Texte intégral
Monsieur le Président,
Mesdames et Messieurs,
Je vous remercie de votre invitation à prendre la parole à cette séance de clôture de la Ve conférence internationale sur le SIDA. C'est un honneur que vous faites à mon pays, la France, et j'y suis particulièrement sensible, ici à Montréal, dans cette terre d'expression française qui a si bien fait les choses pour accueillir cette conférence.
Le nombre, la qualité et la diversité des participants à cette Ve conférence sont symboliques de la mobilisation intervenue dans tous les pays pour lutter contre le SIDA.
Lorsque l'on compare cette assistance au public traditionnel des congrès médicaux, l'importance de cette mobilisation apparaît en pleine lumière, mais également l'implication de l'ensemble des acteurs qui fait l'originalité de la réaction de nos sociétés face au SIDA.
Cette mobilisation doit beaucoup à l'organisation mondiale de la santé, à laquelle je tiens à rendre hommage, ainsi qu'à ses représentants ici présents, notamment à son directeur général, le docteur NAKAJIMA et au directeur du programme mondial de lutte contre le SIDA, le docteur JONATHAN MANN. En effet, l'OMS a su mettre en évidence que, face aux différents aspects de l'épidémie, il était primordial de dépasser le cadre traditionnel des politiques de santé pour prendre en considération l'ensemble de la dimension humaine et culturelle du fléau. Elle est ainsi devenue un guide pour les actions à mettre en oeuvre en même temps qu'une référence morale sur la conduite à tenir.
Les années 70 ont été l'âge d'or de la médecine. En quelques décennies la médecine avait progressé plus que dans les millénaires passés. La médecine à son Zénith paraissait avoir maîtrisé, du moins dans les pays industrialisés, les plus graves problèmes de santé ou être en voie d'y parvenir.
Qui aurait à l'époque osé imaginer qu'une nouvelle maladie viendrait bouleverser ce paysage, assombri il est vrai par les pronostics sévères sur l'augmentation des dépenses d'une médecine de plus en plus sophistiquée et les obstacles encore énormes du tiers monde pour triompher des grandes endémies et réaliser l'objectif fixé à alma ata de « santé pour tous » pour l'an 2000.
L'apparition du SIDA a subitement remis en cause toutes les certitudes. Elle a fait revivre les grandes peurs que suscitaient jadis la peste, le choléra ou la tuberculose. Le caractère incurable du mal ne fut pas seul en cause. le sexe, le sang, la mort, tous les ingrédients étaient réunis pour nourrir les fantasmes les plus fous. L'homosexualité, la drogue, voire la prostitution, que d'arguments pour dénoncer le laxisme des moeurs et faire de l'apparition de ce nouveau fléau une malédiction frappant ceux qui étaient victimes de leur propre vie.
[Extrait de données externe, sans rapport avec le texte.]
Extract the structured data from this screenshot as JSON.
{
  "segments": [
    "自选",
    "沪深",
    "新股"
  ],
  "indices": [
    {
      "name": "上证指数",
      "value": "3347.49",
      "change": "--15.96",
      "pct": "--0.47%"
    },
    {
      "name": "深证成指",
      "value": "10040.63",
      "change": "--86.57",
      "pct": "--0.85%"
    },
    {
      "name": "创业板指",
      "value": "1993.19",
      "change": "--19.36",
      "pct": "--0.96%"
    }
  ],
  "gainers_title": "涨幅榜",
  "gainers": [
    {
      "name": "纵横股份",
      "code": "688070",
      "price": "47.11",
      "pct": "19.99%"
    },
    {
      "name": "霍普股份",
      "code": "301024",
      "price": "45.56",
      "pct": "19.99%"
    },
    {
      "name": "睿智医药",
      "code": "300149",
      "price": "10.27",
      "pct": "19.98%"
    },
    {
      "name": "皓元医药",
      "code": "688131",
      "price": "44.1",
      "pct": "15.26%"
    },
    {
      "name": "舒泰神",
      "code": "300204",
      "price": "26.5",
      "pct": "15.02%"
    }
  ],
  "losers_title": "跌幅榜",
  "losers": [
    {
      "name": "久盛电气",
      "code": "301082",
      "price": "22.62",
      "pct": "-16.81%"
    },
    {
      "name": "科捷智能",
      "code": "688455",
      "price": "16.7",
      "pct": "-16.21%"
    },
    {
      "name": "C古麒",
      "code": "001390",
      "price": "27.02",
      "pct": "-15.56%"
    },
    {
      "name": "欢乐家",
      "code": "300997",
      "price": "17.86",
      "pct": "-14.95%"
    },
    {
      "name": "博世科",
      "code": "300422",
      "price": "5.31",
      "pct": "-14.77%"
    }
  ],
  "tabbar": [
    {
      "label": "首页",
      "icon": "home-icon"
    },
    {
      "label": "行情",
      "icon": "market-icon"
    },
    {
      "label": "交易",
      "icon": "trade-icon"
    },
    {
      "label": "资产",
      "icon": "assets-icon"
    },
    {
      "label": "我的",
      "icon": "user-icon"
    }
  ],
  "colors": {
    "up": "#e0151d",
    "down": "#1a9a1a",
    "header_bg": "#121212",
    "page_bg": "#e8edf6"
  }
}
L'irrationnel et la peur sont toujours présents, latents, prêts à resurgir du fond des âges. Le temps n'est pas si loin ou faute de savoir soigner les malades mentaux, on les exorcisait.
En cette fin de 20e siècle, alors que les hommes semblent maîtriser les techniques les plus sophistiquées, certains ne réagissent-ils pas comme en plein moyen-âge ?
Sans même s'attarder aux déclarations stupides et haineuses, nul doute que les réactions du corps social, voire même parfois des milieux sanitaires et des pouvoirs publics, ont été marquées par l'environnement particulier d'une maladie dont l'apparition a été aussi mystérieuse que soudaine.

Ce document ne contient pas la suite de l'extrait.